The books answer is $14x-6y-10z=9$
Not sure how they got this. Any help appreciated thanks.

 

[Mark44]

Homework Statement

Find an equation of the set of all points equidistant from the points A(-1,5,3) and B(6,2,-2). Describe the set.

Homework Equations

$|A_2 B_1|/2$ = $\sqrt{(x_2-x_1)^2+(y_2-y_1)^2+(z_2-z_1)^2}/2$
This would be the distance to the midpoint along the line connecting A and B
$(\frac{x_ 1+x_2}{2},\frac{y_1+y_2}{2},\frac{z_1+z_2}{2})$
Coordinate of midpoint between A and B

The Attempt at a Solution

For $|A_2 B_1|/2$ I got $\frac{\sqrt{83}}{2}$
and the coordinates of the mid point are
$(\frac{5}{2},\frac{7}{2},\frac{1}{2})$
I can visualize that this set of points would be a plane bisecting a line connecting A and B at its mid point.

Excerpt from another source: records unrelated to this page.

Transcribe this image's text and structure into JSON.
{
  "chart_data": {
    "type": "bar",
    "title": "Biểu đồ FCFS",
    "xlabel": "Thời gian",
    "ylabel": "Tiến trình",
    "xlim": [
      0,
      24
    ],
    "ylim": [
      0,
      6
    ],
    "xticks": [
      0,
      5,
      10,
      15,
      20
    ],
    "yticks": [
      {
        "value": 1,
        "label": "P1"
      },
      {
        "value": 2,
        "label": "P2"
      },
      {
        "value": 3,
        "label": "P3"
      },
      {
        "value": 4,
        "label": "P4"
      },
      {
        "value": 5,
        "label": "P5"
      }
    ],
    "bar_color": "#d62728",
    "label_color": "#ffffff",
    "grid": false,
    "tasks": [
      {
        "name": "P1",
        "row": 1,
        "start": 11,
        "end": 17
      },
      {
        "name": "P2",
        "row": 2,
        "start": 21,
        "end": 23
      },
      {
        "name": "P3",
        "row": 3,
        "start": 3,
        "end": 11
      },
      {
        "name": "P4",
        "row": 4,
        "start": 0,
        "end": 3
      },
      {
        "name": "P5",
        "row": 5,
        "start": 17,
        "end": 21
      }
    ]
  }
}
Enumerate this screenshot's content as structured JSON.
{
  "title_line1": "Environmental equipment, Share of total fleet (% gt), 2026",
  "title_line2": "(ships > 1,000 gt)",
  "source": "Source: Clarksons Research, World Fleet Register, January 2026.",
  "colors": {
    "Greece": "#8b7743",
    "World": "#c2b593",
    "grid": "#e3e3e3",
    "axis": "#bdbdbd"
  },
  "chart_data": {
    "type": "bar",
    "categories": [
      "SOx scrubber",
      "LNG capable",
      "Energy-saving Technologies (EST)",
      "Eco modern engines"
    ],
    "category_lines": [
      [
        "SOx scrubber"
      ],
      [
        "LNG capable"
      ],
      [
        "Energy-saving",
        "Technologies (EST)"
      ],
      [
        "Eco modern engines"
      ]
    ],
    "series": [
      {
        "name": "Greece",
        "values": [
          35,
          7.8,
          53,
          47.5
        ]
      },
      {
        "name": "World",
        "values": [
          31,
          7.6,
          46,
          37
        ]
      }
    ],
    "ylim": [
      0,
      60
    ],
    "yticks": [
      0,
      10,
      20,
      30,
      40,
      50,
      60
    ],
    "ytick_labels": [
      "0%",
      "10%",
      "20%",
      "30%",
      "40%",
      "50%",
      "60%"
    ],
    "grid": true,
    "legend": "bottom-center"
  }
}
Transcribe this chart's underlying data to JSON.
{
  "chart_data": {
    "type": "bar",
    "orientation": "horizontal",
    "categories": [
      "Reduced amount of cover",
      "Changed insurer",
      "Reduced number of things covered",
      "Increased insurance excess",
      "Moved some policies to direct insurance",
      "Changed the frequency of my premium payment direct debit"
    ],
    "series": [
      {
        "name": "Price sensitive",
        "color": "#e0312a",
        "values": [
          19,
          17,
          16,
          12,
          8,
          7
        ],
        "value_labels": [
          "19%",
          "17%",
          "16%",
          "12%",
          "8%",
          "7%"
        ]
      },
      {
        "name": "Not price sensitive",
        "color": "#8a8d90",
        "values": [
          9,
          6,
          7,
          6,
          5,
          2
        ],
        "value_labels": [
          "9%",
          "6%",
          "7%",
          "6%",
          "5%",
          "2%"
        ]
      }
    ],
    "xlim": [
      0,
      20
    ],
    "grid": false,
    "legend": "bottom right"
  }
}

The books answer is $14x-6y-10z=9$
Not sure how they got this. Any help appreciated thanks.

Do you know about the dot product for vectors? If so, the vector that joins A and B is perpendicular to every vector that lies in the plane. That means that the dot product of these vectors will be zero.

 

[LCKurtz]

Or another way, if you let $P=(x,y)$ you could try setting $d^2(A,P) = d^2(B,P)$. Using the squares eliminates the square roots in the distance formulas.